Pryor and Rodgers (2001) state that socioeconomic status, including aspects such as parental education, parental occupations (or lack of), income and housing conditions, all contribute directly to the wellbeing of a child. They go on to say that these risk factors may also contribute to the likelihood of a family remaining intact or separating and as such, may link divorce with negative outcomes for a child; they do not however imply that divorce is the cause of the negative outcome.
Nielsen’s (1999) findings however, suggested that even when parents come from a well educated background and are able to maintain their upper middle class social status post-divorce, this does not alter the risk of negative outcomes for the children. Nielsen concludes that social class per se does not appear to have any effect on the consequences of divorce for children.
Relationship counselling for the parents may be one of the most significant factors in protecting children from the affects of parental separation. Kelly (2000) cites multiple studies in 5 countries and across 2 decades where counselling or divorce mediation for the separating parents has been frequently beneficial to both parents. An amicable separation by the parents has a direct subsequent affect on the children. Therefore, if parents can be educated around the effects that separation and divorce have on each child, this may show a positive gain in the emotional wellbeing of children.

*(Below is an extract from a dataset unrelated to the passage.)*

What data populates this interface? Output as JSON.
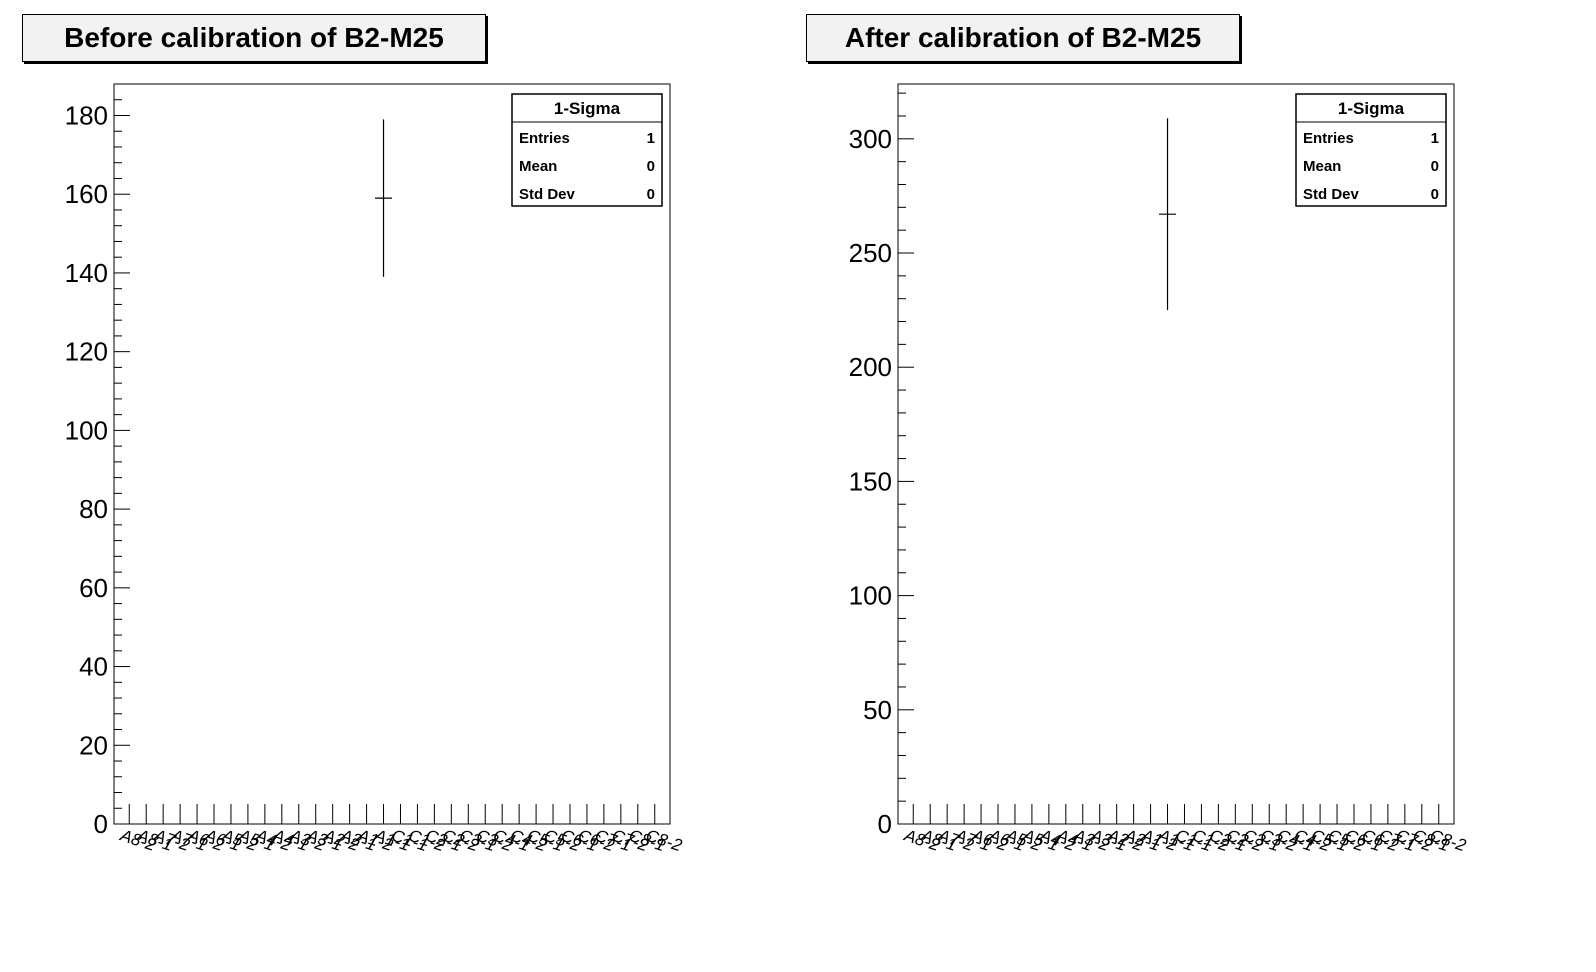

Divorce does not need to be associated with negative outcomes for the children involved
The common theme throughout the literature is that divorce does not need to be associated with negative outcomes for the children involved. The essential factors in determining how a child will respond can be linked to two areas of the child’s life. The first area looks at the parents; this includes negative aspects such as high levels of conflict, displaying negative opinions of the ex-partner, and trying to get the children to take sides; and also positive aspects such as giving time and attention to the children (especially when a new partner arrives onto the scene), showing consistent discipline, and making sure that the children feel valued and loved. The second area looks at the protective factors in a child’s life that will add to their resiliency; these include close relationships with siblings, good role models, freedom to love both parents and as much stability as possible.